There’s a lot of criticism implicit in some of the social media chatter (but not in the actual media coverage) of people who travel overseas to do short-term missions and some of that criticism is warranted. But those much-criticized trips have often been the only thing that has opened Americans’ eyes to what is really going on overseas and that scorned mission trip might be what galvanized the visitor to support ongoing work in that country.

(That’s what happened to me during a three-week trip I made to the Philippines in January 1991 while I was in seminary. I’m not sure how much good I did while visiting various churches there but for the next 20 years, I poured money into several Filipinos, paying for their high school and college educations — and in one case bankrolling a wedding —-because there were needs that otherwise would not have gotten met.)
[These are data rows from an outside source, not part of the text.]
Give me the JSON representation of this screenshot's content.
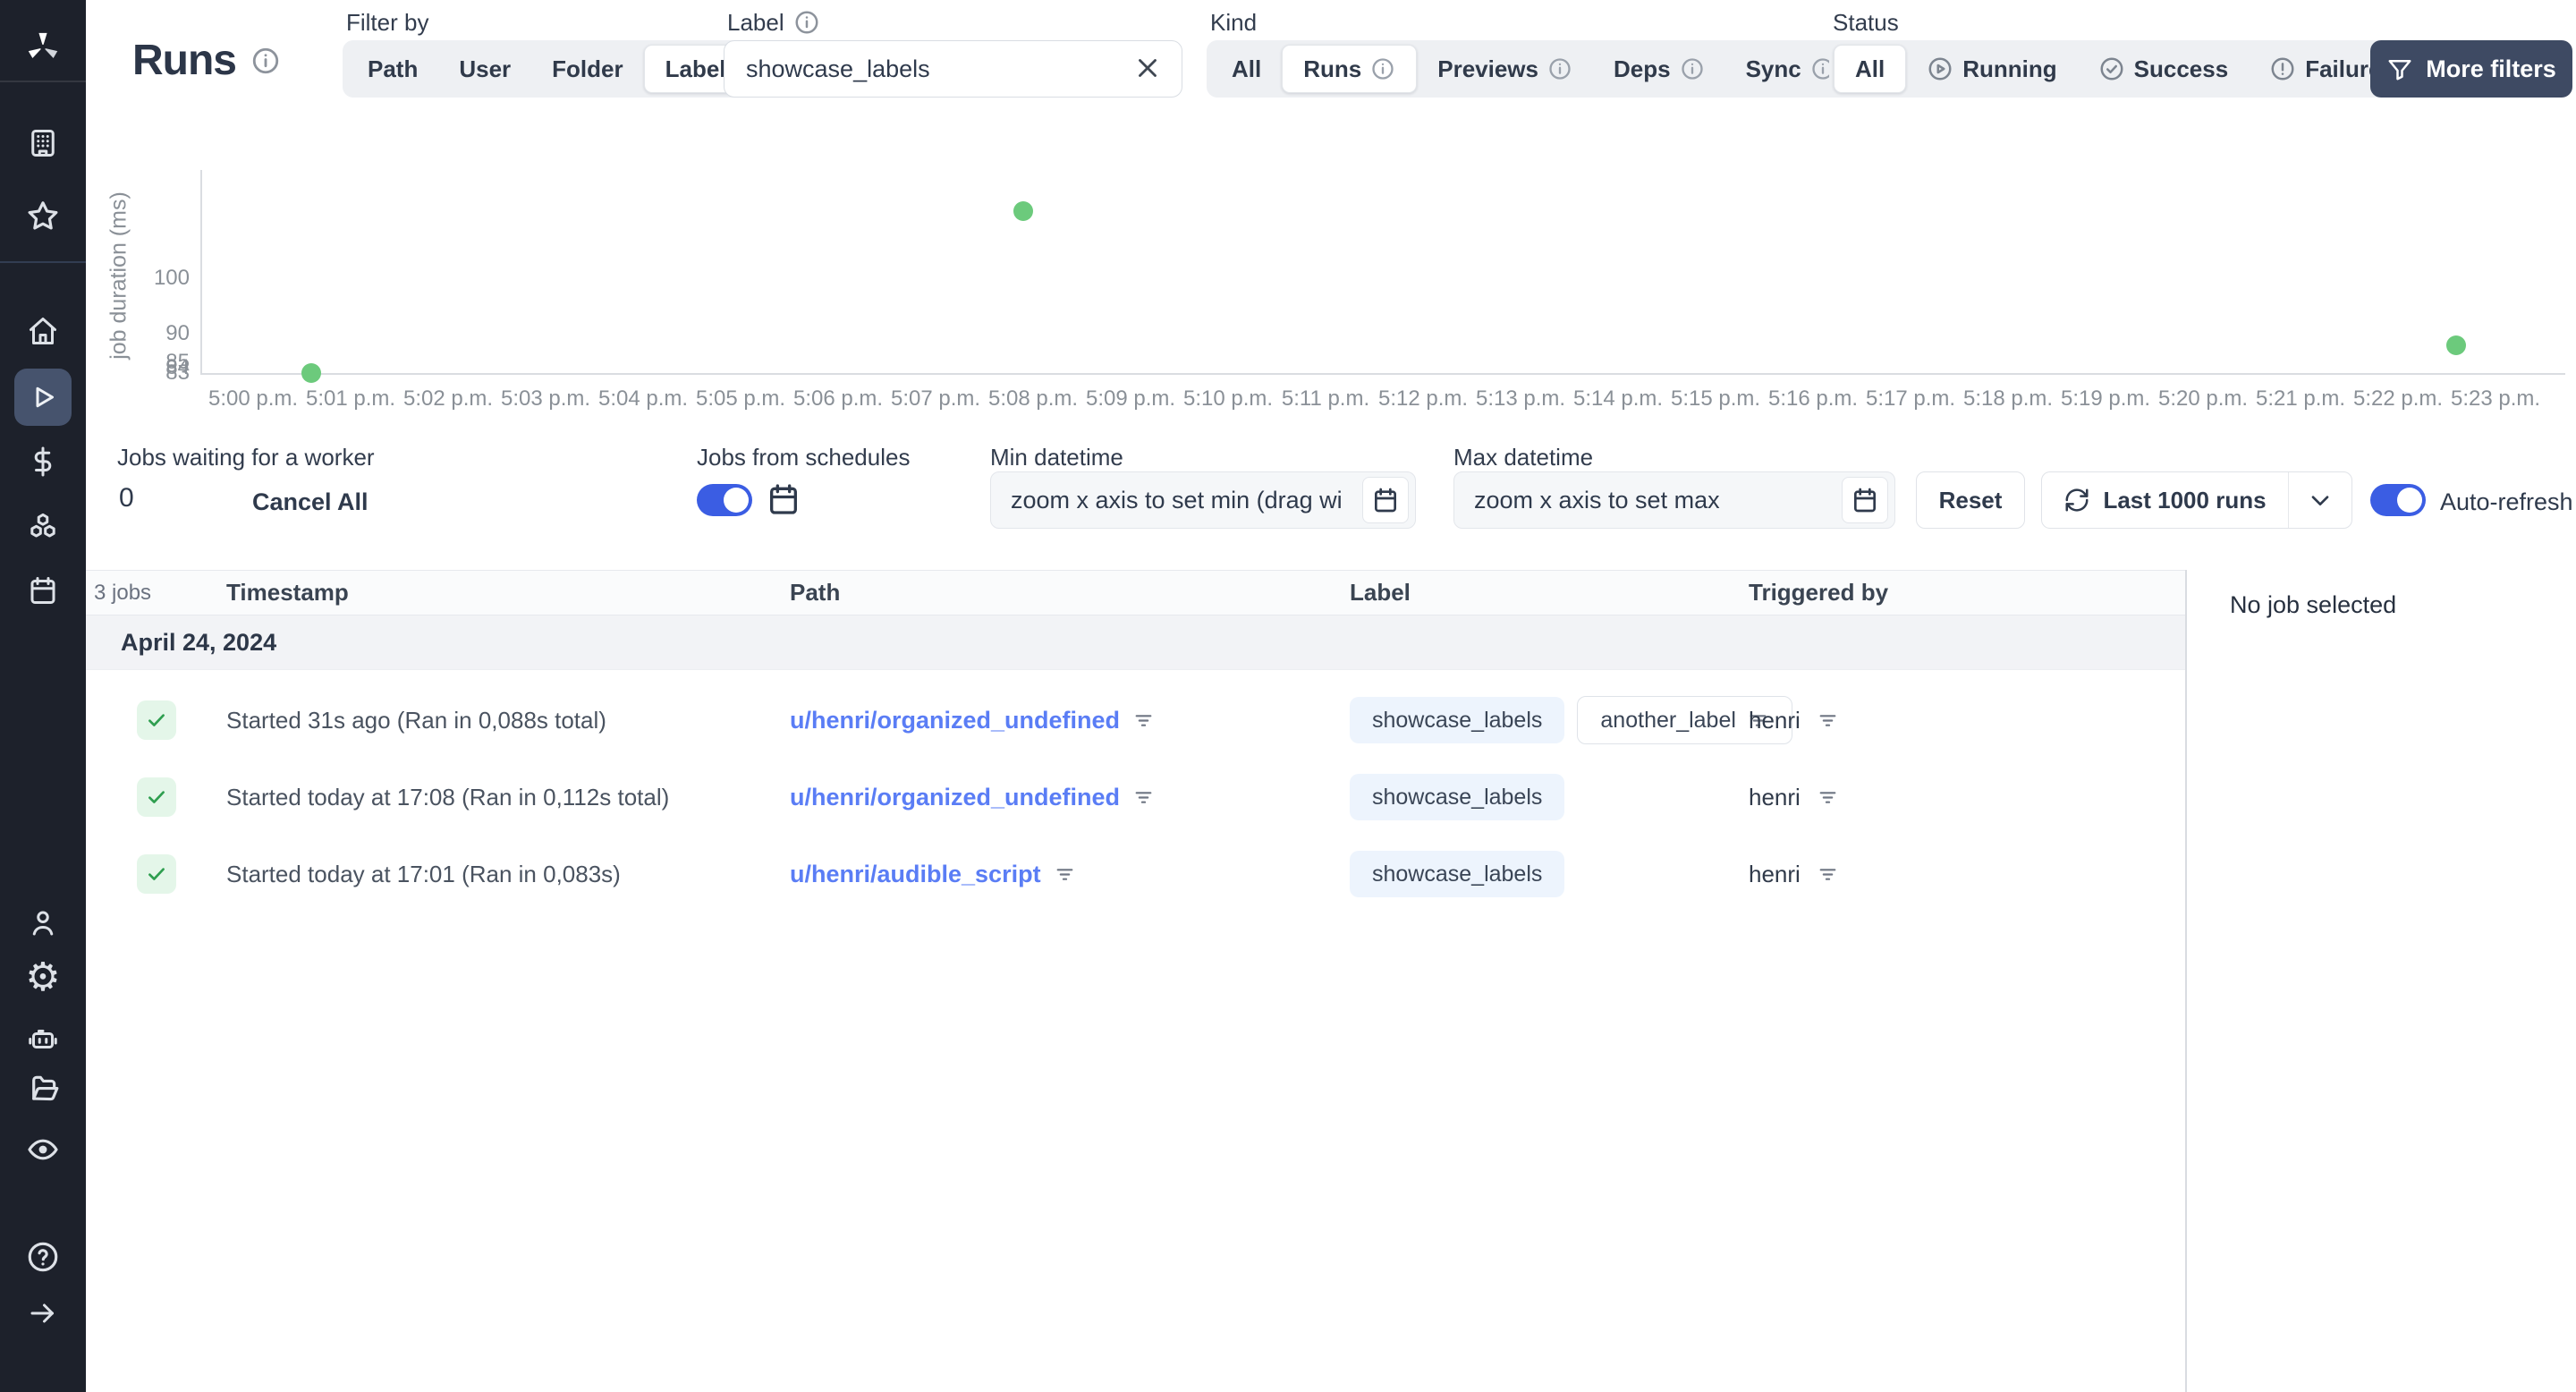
{
  "colors": {
    "accent_blue": "#3b5de3",
    "link_blue": "#5a7df5",
    "success_green": "#6cca7c",
    "check_green": "#2e9e4f",
    "sidebar_bg": "#1d212b",
    "dark_button_bg": "#3e4a63",
    "label_pill_bg": "#edf4fd"
  },
  "sidebar": {
    "logo_icon": "windmill-logo",
    "icons": [
      "building-icon",
      "star-icon",
      "home-icon",
      "play-icon",
      "dollar-icon",
      "boxes-icon",
      "calendar-icon",
      "user-icon",
      "gear-icon",
      "robot-icon",
      "folder-open-icon",
      "eye-icon",
      "help-circle-icon",
      "arrow-right-icon"
    ],
    "active": "play-icon"
  },
  "header": {
    "title": "Runs",
    "filter_by": {
      "label": "Filter by",
      "options": [
        "Path",
        "User",
        "Folder",
        "Label"
      ],
      "selected": "Label"
    },
    "label_filter": {
      "label": "Label",
      "value": "showcase_labels",
      "clear_icon": "x-icon"
    },
    "kind": {
      "label": "Kind",
      "options": [
        "All",
        "Runs",
        "Previews",
        "Deps",
        "Sync"
      ],
      "selected": "Runs"
    },
    "status": {
      "label": "Status",
      "options": [
        "All",
        "Running",
        "Success",
        "Failure"
      ],
      "selected": "All",
      "icons": [
        "",
        "play-circle-icon",
        "check-circle-icon",
        "alert-circle-icon"
      ]
    },
    "more_filters": "More filters"
  },
  "chart_data": {
    "type": "scatter",
    "title": "",
    "xlabel": "",
    "ylabel": "job duration (ms)",
    "x_tick_labels": [
      "5:00 p.m.",
      "5:01 p.m.",
      "5:02 p.m.",
      "5:03 p.m.",
      "5:04 p.m.",
      "5:05 p.m.",
      "5:06 p.m.",
      "5:07 p.m.",
      "5:08 p.m.",
      "5:09 p.m.",
      "5:10 p.m.",
      "5:11 p.m.",
      "5:12 p.m.",
      "5:13 p.m.",
      "5:14 p.m.",
      "5:15 p.m.",
      "5:16 p.m.",
      "5:17 p.m.",
      "5:18 p.m.",
      "5:19 p.m.",
      "5:20 p.m.",
      "5:21 p.m.",
      "5:22 p.m.",
      "5:23 p.m."
    ],
    "y_ticks": [
      100,
      90,
      85,
      84,
      83
    ],
    "ylim": [
      83,
      117
    ],
    "points": [
      {
        "x_min": 0.6,
        "y_ms": 83
      },
      {
        "x_min": 7.9,
        "y_ms": 112
      },
      {
        "x_min": 22.6,
        "y_ms": 88
      }
    ],
    "point_color": "#6cca7c",
    "grid": false,
    "legend": null
  },
  "controls": {
    "jobs_waiting": {
      "label": "Jobs waiting for a worker",
      "count": "0",
      "cancel_all": "Cancel All"
    },
    "schedules": {
      "label": "Jobs from schedules",
      "toggle_on": true,
      "calendar_icon": "calendar-icon"
    },
    "min_datetime": {
      "label": "Min datetime",
      "placeholder": "zoom x axis to set min (drag wi"
    },
    "max_datetime": {
      "label": "Max datetime",
      "placeholder": "zoom x axis to set max"
    },
    "reset": "Reset",
    "runs_range": "Last 1000 runs",
    "auto_refresh": {
      "label": "Auto-refresh",
      "toggle_on": true
    }
  },
  "table": {
    "jobs_count": "3 jobs",
    "columns": [
      "Timestamp",
      "Path",
      "Label",
      "Triggered by"
    ],
    "group_date": "April 24, 2024",
    "rows": [
      {
        "status": "success",
        "timestamp": "Started 31s ago (Ran in 0,088s total)",
        "path": "u/henri/organized_undefined",
        "labels": [
          {
            "text": "showcase_labels",
            "variant": "blue"
          },
          {
            "text": "another_label",
            "variant": "outline"
          }
        ],
        "triggered_by": "henri"
      },
      {
        "status": "success",
        "timestamp": "Started today at 17:08 (Ran in 0,112s total)",
        "path": "u/henri/organized_undefined",
        "labels": [
          {
            "text": "showcase_labels",
            "variant": "blue"
          }
        ],
        "triggered_by": "henri"
      },
      {
        "status": "success",
        "timestamp": "Started today at 17:01 (Ran in 0,083s)",
        "path": "u/henri/audible_script",
        "labels": [
          {
            "text": "showcase_labels",
            "variant": "blue"
          }
        ],
        "triggered_by": "henri"
      }
    ]
  },
  "detail_panel": {
    "empty": "No job selected"
  }
}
Renee Bach has gotten herself a good lawyer; there’s no chance she’s ever returning to Uganda any time soon and, if the ABC story is correct, there’s not enough evidence to convict her in Uganda. But the large amount of nasty social media posts about her and missionaries in general shows me there’s a lot of resentment out there about Christian missionary work and that story isn’t going to die any time soon.